Implementation notes

  • Auto-discovery scope: I wired this only into the filesystem source for v1. The git source checks the workspace out into a temp dir on each scan, so a file-based ignore discovery doesn't have a stable root there; users on the git source can still point `--exclude-paths` at their `.trufflehogignore` if they want the same patterns. Happy to extend to the git source as a follow-up if you'd prefer (likely by reading the file from the working tree before the temp checkout).
  • Glob syntax: `globToRegex` supports the gitignore subset that 99% of users actually write: `*`, `**`, `?`, leading `/` anchor, trailing `/` directory match. Character classes (`[abc]`) and `!`-prefixed re-includes are explicitly rejected with a clear error message so users who copy-paste a `.gitignore` aren't silently fooled. We can add either later if there's demand.
  • Robustness: A scan root that's a regular file (`trufflehog filesystem --directory ./single-file.txt`) is handled — the helper treats "parent is not a directory" as "no ignore file" rather than erroring out, since the scan-root-is-a-file pattern is already supported by the existing source code.
  • Dedup: Multiple `--paths` entries pointing at the same root won't reload the ignore file or duplicate patterns.

Verification

$ go test ./pkg/common/                    -count=1
ok  	github.com/trufflesecurity/trufflehog/v3/pkg/common	0.057s

$ go test ./pkg/sources/filesystem/         -count=1
ok  	github.com/trufflesecurity/trufflehog/v3/pkg/sources/filesystem	0.547s

$ go build ./...
(clean)

Test coverage (new)

  • `TestAddTrufflehogIgnoreFiles` — full ignore file with 4 pattern shapes; asserts 10 path/exclusion pairs covering anchored, unanchored, multi-segment, and `**` semantics.
  • `TestAddTrufflehogIgnoreFiles_NoFile` — missing file is a no-op (no error).
  • `TestAddTrufflehogIgnoreFiles_DedupeRoots` — same root passed 3 times loads the file once.
  • `TestAddTrufflehogIgnoreFiles_RejectsNegation` — `!keep_me.go` surfaces a clear "re-include patterns not yet supported" error.
  • `TestGlobToRegex` — table-driven across `.lock`, `vendor/`, `/secrets/key.txt`, `src/**/.go` (including zero-depth match), `foo?bar`.

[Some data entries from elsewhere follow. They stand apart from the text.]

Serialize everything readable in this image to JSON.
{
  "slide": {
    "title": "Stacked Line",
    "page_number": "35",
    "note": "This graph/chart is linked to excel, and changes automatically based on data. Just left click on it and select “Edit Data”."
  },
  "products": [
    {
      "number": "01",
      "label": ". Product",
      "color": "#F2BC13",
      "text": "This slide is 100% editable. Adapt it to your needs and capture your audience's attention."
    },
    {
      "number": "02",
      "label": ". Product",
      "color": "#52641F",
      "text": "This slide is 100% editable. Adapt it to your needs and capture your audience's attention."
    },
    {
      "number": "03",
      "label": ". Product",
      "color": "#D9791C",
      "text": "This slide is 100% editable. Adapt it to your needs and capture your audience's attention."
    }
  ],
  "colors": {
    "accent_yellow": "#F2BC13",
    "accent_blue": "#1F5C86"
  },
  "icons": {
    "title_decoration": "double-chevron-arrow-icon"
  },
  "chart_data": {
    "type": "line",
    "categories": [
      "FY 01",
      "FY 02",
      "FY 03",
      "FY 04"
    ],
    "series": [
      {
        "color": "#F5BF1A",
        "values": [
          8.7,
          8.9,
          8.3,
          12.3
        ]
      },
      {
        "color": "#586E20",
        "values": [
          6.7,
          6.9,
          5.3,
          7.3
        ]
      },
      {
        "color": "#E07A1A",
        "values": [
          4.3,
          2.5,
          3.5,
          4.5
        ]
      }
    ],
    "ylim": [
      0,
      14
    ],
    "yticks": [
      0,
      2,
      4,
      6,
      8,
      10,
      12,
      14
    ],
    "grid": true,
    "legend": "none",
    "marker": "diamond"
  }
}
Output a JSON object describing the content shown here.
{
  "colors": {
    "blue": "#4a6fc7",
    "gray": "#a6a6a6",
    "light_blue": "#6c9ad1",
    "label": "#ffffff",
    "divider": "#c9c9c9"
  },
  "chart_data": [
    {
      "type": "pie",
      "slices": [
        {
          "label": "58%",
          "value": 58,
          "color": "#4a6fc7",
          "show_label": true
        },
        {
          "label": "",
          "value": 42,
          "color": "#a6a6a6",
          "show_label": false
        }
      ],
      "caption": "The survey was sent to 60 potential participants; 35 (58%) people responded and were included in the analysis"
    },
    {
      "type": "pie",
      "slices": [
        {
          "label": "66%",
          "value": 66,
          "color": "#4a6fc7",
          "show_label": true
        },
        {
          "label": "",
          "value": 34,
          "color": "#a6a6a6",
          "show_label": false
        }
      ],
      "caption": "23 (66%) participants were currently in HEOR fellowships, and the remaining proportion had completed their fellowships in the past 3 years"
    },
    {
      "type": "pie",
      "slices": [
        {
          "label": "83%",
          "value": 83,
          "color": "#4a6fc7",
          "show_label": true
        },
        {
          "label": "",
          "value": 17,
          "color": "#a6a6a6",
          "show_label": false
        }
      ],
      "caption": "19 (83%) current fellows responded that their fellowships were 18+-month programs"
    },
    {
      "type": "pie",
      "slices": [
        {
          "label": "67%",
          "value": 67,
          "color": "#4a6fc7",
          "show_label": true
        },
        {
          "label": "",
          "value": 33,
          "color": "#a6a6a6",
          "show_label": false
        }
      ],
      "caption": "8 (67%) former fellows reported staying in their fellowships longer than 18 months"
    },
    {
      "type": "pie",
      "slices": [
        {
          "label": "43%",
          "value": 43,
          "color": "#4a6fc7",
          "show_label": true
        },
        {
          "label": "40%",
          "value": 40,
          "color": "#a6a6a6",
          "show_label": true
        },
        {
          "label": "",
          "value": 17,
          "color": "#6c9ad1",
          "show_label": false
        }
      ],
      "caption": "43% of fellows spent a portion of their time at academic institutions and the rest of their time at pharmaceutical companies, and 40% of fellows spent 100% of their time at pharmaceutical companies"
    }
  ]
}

Existing `TestFilterBasic` / `TestFilterFromFile` continue to pass unmodified.

Notes for review

  • Re-include (`!`) is the one bit of gitignore syntax this PR intentionally doesn't ship. It's straightforward to add later but requires a second-pass over the rule set, and I wanted to keep the initial PR focused on the auto-discovery + path-glob ergonomic win that the issue actually asks for.
  • The issue's title mentions "fingerprint" support too, but the comment thread + the way every linked tool works in practice is path/glob-based first. A fingerprint-based ignore (matching specific findings rather than paths) would need a stable trufflehog finding fingerprint scheme that doesn't yet exist in the result type — happy to scope that as a separate PR once this lands and we have a place to hang the fingerprint generator.

Note

Medium Risk
Medium risk because it changes filesystem scan coverage by dynamically excluding paths based on repository-local ignore files, and introduces new glob-to-regex translation logic that could unintentionally over/under-match patterns.

Overview
Adds automatic discovery of .trufflehogignore at each filesystem scan root and merges its gitignore-style glob patterns into the existing exclude filter, with verbose logging of loaded ignore files.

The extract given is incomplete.